Thenjiwe Mtintso, was born on 7 November 1950 in Soweto Johannesburg where she also grew up. Her mother Hanna Mtintso was a domestic worker and her father Gana Makabeni was a trade unionist and a member of the African National Congress (ANC). Mtintso faced financial problems that compromised her education. Consequently, she was forced to leave school and work full-time in various factories to finance her part-time studies at secondary school and at the University of Fort-Hare.
At university she became a student activist in the South African Student Organisation (SASO)and Black Consciousness Movement (BCM). Her activism in student politics led to her expulsion from the University of Fort-Hare. As a result of her political activism, Mtintso was detained several times by the security police in the 1970s. She was also banned on numerous occasions because of her activities as a political organiser and a journalist of the Daily Dispatch Newspaper.
After she was arrested and brutally tortured by the security police, Mtintso was forced to go into exile in 1978, where she joined the ANC and uMkhonto we Sizwe (MK). She underwent military training and rose through the ranks to become a commander of MK. She was sent for further training in Cuba at the Fé del Valle School.
Mtintso remained in exile until 1992 when she returned to South Africa. She was appointed into the Transitional Executive Committee and thus became an active participant in the Convention for a Democratic South Africa (CODESA), negotiations. After the first democratic elections in April 1994, she became an ANC Member of Parliament. Later, she served as the first chairperson of the Commission of Gender Equality in 1997, and as chairperson of the board of Gender Links.

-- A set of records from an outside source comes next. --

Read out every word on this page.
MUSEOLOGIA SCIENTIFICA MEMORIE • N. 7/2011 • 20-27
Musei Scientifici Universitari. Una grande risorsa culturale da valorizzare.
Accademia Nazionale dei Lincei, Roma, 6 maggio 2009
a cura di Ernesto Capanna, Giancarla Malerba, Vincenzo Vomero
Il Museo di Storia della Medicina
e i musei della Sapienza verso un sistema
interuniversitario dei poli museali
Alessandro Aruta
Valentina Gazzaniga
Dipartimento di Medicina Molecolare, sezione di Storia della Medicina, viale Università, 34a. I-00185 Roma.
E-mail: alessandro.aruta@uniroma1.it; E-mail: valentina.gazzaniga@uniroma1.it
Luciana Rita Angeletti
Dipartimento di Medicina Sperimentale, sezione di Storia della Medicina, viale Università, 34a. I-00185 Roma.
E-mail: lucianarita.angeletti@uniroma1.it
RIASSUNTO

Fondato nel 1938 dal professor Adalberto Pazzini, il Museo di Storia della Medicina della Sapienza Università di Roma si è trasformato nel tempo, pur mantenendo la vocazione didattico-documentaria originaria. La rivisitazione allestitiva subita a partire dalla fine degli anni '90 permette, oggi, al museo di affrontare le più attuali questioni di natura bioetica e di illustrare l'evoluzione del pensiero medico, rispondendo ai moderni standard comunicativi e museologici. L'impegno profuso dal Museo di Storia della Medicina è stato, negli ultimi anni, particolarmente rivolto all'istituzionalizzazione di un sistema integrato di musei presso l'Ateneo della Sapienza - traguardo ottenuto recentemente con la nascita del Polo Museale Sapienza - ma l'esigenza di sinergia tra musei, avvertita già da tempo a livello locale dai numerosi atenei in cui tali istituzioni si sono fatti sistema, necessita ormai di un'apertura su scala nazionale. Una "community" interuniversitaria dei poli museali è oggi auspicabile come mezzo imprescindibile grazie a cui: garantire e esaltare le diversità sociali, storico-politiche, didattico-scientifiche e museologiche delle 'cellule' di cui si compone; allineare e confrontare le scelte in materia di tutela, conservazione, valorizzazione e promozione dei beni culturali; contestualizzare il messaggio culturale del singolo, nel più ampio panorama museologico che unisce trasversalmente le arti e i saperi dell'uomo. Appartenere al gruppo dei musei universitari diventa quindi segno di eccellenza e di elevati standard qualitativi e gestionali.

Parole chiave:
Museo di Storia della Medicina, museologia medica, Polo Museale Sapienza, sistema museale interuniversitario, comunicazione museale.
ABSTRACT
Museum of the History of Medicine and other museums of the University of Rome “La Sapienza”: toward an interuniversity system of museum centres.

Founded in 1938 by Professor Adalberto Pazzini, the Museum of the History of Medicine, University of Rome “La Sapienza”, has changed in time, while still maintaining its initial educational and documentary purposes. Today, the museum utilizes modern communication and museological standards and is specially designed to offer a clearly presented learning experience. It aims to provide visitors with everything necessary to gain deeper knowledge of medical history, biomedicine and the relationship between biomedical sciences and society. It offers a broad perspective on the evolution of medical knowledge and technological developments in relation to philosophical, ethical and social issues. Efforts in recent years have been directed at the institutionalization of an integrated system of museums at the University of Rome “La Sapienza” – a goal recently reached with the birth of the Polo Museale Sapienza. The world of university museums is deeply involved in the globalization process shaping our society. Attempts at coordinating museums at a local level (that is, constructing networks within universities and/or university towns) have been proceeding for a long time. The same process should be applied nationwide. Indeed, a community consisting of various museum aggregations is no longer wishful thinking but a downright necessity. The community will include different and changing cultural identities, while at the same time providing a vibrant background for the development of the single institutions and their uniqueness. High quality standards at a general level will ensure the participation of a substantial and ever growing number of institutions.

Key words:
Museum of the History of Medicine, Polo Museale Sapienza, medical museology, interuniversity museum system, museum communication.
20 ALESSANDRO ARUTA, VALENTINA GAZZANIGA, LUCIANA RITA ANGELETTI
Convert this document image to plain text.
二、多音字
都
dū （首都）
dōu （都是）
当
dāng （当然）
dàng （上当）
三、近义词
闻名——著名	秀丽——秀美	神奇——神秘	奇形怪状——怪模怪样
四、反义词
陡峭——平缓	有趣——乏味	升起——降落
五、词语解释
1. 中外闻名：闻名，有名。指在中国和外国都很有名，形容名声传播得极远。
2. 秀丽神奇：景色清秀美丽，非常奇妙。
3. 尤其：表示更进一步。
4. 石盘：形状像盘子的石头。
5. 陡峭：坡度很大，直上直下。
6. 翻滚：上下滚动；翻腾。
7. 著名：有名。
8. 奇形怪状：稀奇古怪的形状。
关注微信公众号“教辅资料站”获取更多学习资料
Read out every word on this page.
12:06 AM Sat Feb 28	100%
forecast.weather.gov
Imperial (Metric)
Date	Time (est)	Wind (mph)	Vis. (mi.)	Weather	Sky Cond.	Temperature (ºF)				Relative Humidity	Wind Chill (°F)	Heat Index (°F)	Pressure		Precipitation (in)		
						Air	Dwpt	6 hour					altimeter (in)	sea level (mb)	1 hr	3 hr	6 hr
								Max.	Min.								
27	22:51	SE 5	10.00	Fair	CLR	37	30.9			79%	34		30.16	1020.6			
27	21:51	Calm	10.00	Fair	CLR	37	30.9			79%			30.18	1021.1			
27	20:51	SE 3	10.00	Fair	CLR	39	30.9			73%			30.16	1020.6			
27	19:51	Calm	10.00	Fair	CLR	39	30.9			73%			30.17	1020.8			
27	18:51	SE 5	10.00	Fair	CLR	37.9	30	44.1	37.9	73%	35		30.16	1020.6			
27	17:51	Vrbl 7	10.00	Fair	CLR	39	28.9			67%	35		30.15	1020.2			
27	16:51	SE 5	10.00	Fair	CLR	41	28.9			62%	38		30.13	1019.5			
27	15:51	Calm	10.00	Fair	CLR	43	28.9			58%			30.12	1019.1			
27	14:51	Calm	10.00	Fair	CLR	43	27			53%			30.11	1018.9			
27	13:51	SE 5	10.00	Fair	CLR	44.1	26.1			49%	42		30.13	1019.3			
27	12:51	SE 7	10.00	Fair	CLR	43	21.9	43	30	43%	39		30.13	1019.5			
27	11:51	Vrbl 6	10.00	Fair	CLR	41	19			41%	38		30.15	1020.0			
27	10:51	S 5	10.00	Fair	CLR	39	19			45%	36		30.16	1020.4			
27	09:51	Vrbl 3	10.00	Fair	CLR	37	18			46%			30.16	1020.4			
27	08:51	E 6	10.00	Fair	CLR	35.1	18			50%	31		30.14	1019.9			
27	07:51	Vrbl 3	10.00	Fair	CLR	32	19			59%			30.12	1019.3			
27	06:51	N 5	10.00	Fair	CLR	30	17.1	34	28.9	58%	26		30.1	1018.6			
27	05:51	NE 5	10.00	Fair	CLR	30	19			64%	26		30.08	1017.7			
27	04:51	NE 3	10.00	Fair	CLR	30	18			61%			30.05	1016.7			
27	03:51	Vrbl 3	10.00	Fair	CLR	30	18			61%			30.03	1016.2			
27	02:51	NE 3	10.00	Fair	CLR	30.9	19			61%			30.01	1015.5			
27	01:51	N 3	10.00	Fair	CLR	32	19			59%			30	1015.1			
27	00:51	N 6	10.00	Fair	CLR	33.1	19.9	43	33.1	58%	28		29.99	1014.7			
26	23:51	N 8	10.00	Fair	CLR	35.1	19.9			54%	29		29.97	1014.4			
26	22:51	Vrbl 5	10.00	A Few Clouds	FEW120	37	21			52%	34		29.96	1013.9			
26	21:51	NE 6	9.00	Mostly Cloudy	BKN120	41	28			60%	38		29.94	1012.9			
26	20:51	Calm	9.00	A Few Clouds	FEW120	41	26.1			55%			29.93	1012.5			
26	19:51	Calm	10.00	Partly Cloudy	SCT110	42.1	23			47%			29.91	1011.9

A year later she was elected as the Deputy Secretary General of the ANC. Mtintso also served as a member of the Central Committee of the South African Communist Party (SACP). Meanwhile, she also enrolled for a Master of Arts (MA) degree at the University of the Witwatersrand in 1998. In 2007 she was appointed as South Africa’s Ambassador to Cuba and in 2010, she was appointed as South Africa’s Ambassador to Italy.